His anti-choice decision did not promote religious freedom. It advanced the Christo-fascist cause. Just as his decision to allow “non-coercive (Christian) prayer’ by football coaches on the fifty-yard line of high school football fields did.
Alito addressed the reality that people — especially in the Western world — are growing up and thinking for themselves. And in doing so they are rejecting superstition and cultism.
“It is hard to convince people that religious liberty is worth defending if they don’t think that religion is a good thing that deserves protection. The challenge for those who want to protect religious liberty in the United States, Europe, and other similar places is to convince people who are not religious that religious liberty is worth special protection. That will not be easy to do.”

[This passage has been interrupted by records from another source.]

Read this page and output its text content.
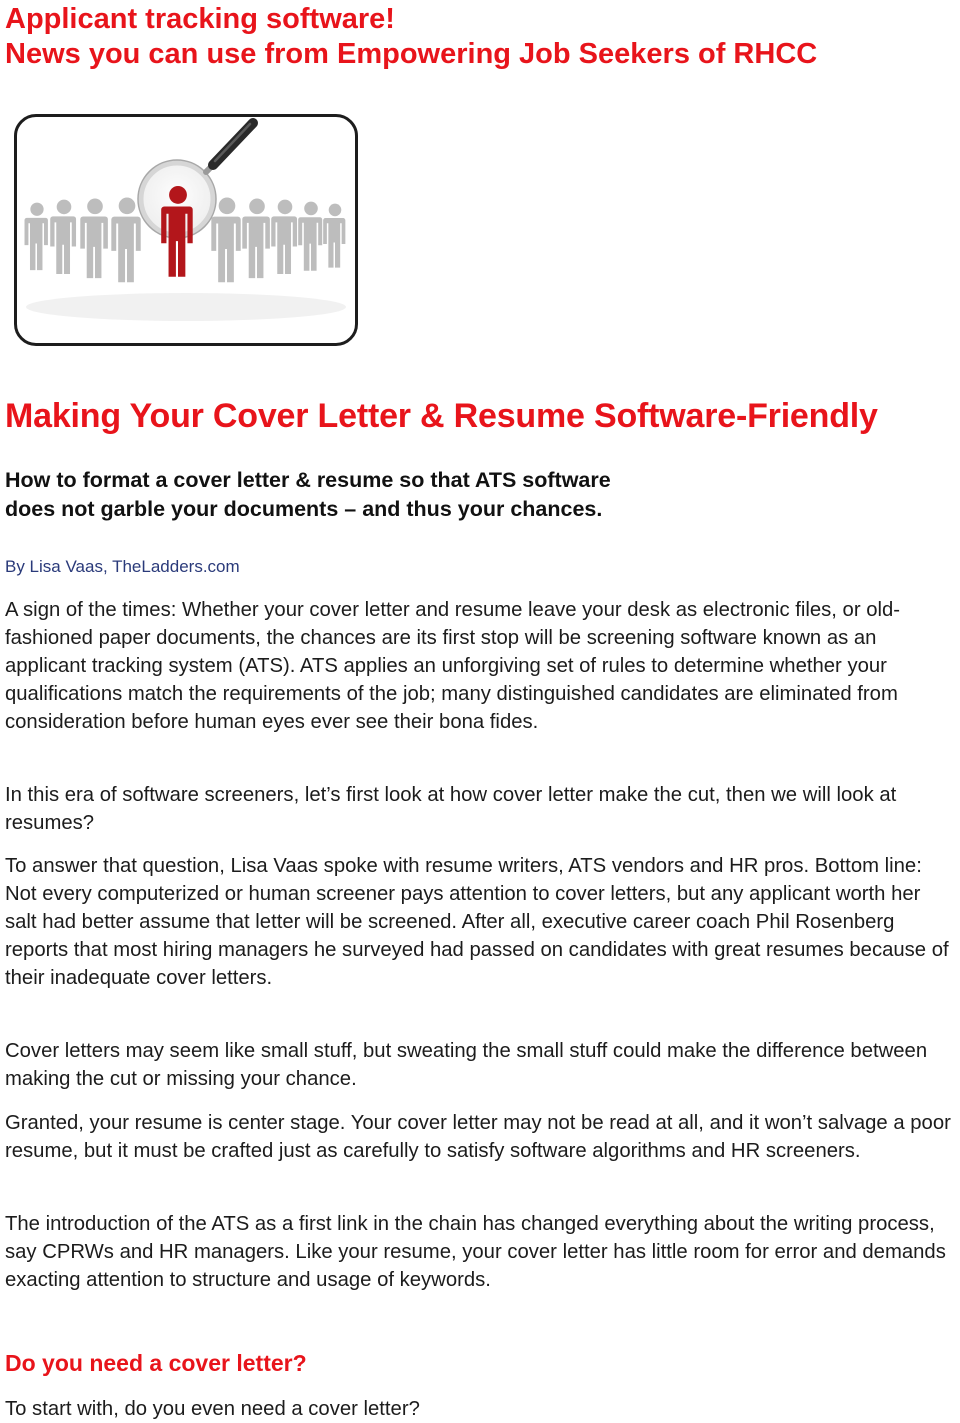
Applicant tracking software!
News you can use from Empowering Job Seekers of RHCC
Making Your Cover Letter & Resume Software-Friendly
How to format a cover letter & resume so that ATS software
does not garble your documents – and thus your chances.
By Lisa Vaas, TheLadders.com

A sign of the times: Whether your cover letter and resume leave your desk as electronic files, or old-fashioned paper documents, the chances are its first stop will be screening software known as an applicant tracking system (ATS). ATS applies an unforgiving set of rules to determine whether your qualifications match the requirements of the job; many distinguished candidates are eliminated from consideration before human eyes ever see their bona fides.

In this era of software screeners, let’s first look at how cover letter make the cut, then we will look at resumes?

To answer that question, Lisa Vaas spoke with resume writers, ATS vendors and HR pros. Bottom line: Not every computerized or human screener pays attention to cover letters, but any applicant worth her salt had better assume that letter will be screened. After all, executive career coach Phil Rosenberg reports that most hiring managers he surveyed had passed on candidates with great resumes because of their inadequate cover letters.

Cover letters may seem like small stuff, but sweating the small stuff could make the difference between making the cut or missing your chance.

Granted, your resume is center stage. Your cover letter may not be read at all, and it won’t salvage a poor resume, but it must be crafted just as carefully to satisfy software algorithms and HR screeners.

The introduction of the ATS as a first link in the chain has changed everything about the writing process, say CPRWs and HR managers. Like your resume, your cover letter has little room for error and demands exacting attention to structure and usage of keywords.

Do you need a cover letter?

To start with, do you even need a cover letter?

Does Alito consider why it is not easy to convince the non-religious that religious liberty is worth protecting? If he did, he would soon realize that religion has stamped out rights for so many. And religious-driven decisions like Dobbs make religion look like an anti-liberty force dedicated to suppression and domination. why the hell would any non-religious person want to protect that God-awful agenda?
I will let Friedrich Nietzsche have the last word. “I call Christianity the one great curse, the one great intrinsic depravity, the one great instinct of revenge, for which no means are venomous enough, or secret, subterranean and small enough – I call it the one immortal blemish upon the human race.”